Frank Kemp was working on his computer when his cellphone let out the sound of Mario — from Super Mario Bros. — collecting a coin. That signaled he had a new voice mail message, yet his phone had never rung.
"At first, I thought I was crazy," said Mr. Kemp, a video editor in Dover, Del. "When I checked my voice mail, it made me really angry. It was literally a telemarketing voice mail to try to sell telemarketing systems."
Mr. Kemp had just experienced a technology gaining traction called ringless voice mail, the latest attempt by telemarketers and debt collectors to reach the masses. The calls are quietly deposited through a back door, directly into a voice mail box — to the surprise and (presumably) irritation of the recipient, who cannot do anything to block them.
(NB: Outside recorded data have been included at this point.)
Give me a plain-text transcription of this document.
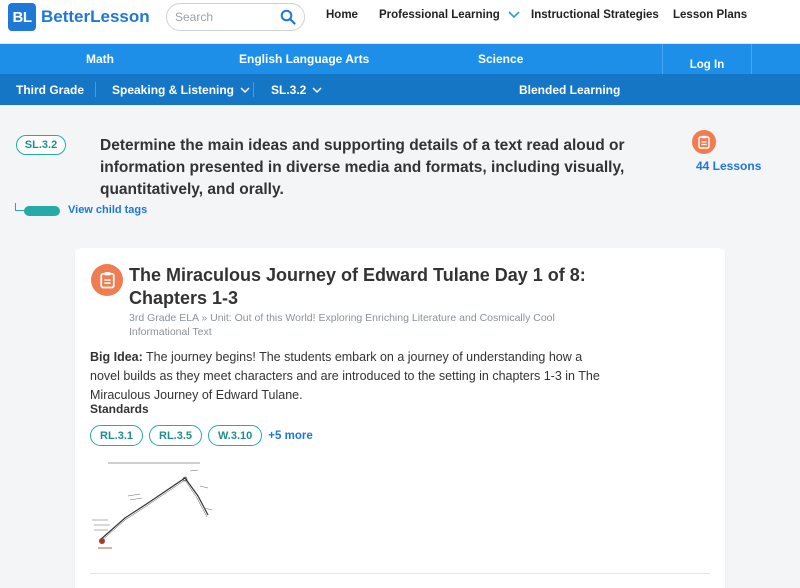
BL BetterLesson
Search	Home Professional Learning	Instructional Strategies Lesson Plans
Math	English Language Arts	Science	Log In
Third Grade Speaking & Listening	SL.3.2	Blended Learning
SL.3.2	Determine the main ideas and supporting details of a text read aloud or information presented in diverse media and formats, including visually, quantitatively, and orally.
44 Lessons
View child tags
The Miraculous Journey of Edward Tulane Day 1 of 8: Chapters 1-3
3rd Grade ELA » Unit: Out of this World! Exploring Enriching Literature and Cosmically Cool Informational Text
Big Idea: The journey begins! The students embark on a journey of understanding how a novel builds as they meet characters and are introduced to the setting in chapters 1-3 in The Miraculous Journey of Edward Tulane.
Standards
RL.3.1	RL.3.5	W.3.10	+5 more
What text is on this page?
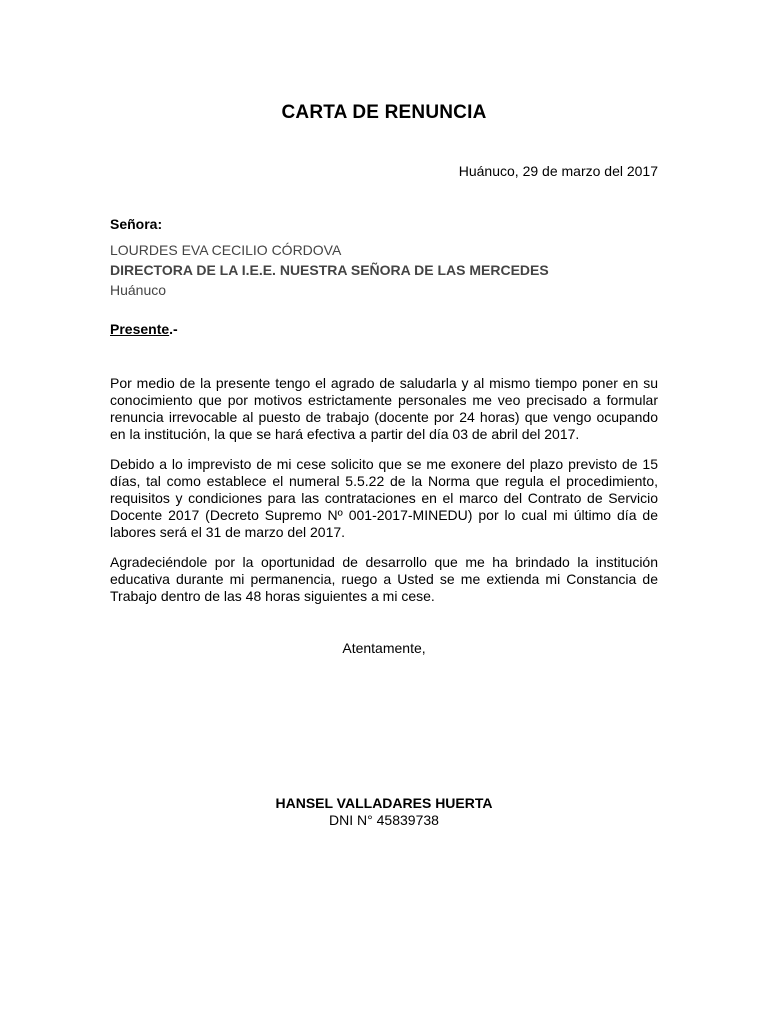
CARTA DE RENUNCIA
Huánuco, 29 de marzo del 2017
Señora:
LOURDES EVA CECILIO CÓRDOVA
DIRECTORA DE LA I.E.E. NUESTRA SEÑORA DE LAS MERCEDES
Huánuco
Presente.-
Por medio de la presente tengo el agrado de saludarla y al mismo tiempo poner en su conocimiento que por motivos estrictamente personales me veo precisado a formular renuncia irrevocable al puesto de trabajo (docente por 24 horas) que vengo ocupando en la institución, la que se hará efectiva a partir del día 03 de abril del 2017.
Debido a lo imprevisto de mi cese solicito que se me exonere del plazo previsto de 15 días, tal como establece el numeral 5.5.22 de la Norma que regula el procedimiento, requisitos y condiciones para las contrataciones en el marco del Contrato de Servicio Docente 2017 (Decreto Supremo Nº 001-2017-MINEDU) por lo cual mi último día de labores será el 31 de marzo del 2017.
Agradeciéndole por la oportunidad de desarrollo que me ha brindado la institución educativa durante mi permanencia, ruego a Usted se me extienda mi Constancia de Trabajo dentro de las 48 horas siguientes a mi cese.
Atentamente,
HANSEL VALLADARES HUERTA
DNI N° 45839738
Regulators are considering whether to ban these messages. They have been hearing from ringless voice mail providers and pro-business groups, which argue that these messages should not qualify as calls and, therefore, should be exempt from consumer protection laws that ban similar types of telephone marketing.
But consumer advocates, technology experts, people who have been inundated with these calls and the lawyers representing them say such an exemption would open the floodgates. Consumers' voice mail boxes would be clogged with automated messages, they say, making it challenging to unearth important calls, whether they are from an elderly mother's nursing home or a child's school.
-- submitted from IRC
(Score: 2) by VLM on Tuesday June 06 2017, @03:19PM (1 child)
Oh, interesting, how does that even work? At home my VOIP provider doesn't provide my voicemail, they just terminate calls to my asterisk server that has its own voicemail. I've never gotten a direct delivered cell phone voicemail. I do the google fi thing, maybe google doesn't sign contracts with that class of advertiser.
(Score: 2) by bob_super on Tuesday June 06 2017, @04:45PM
You're doing that "geek" thing again.
There's at least 200 million VM boxes out there, and someone clearly sees that as a big enough market.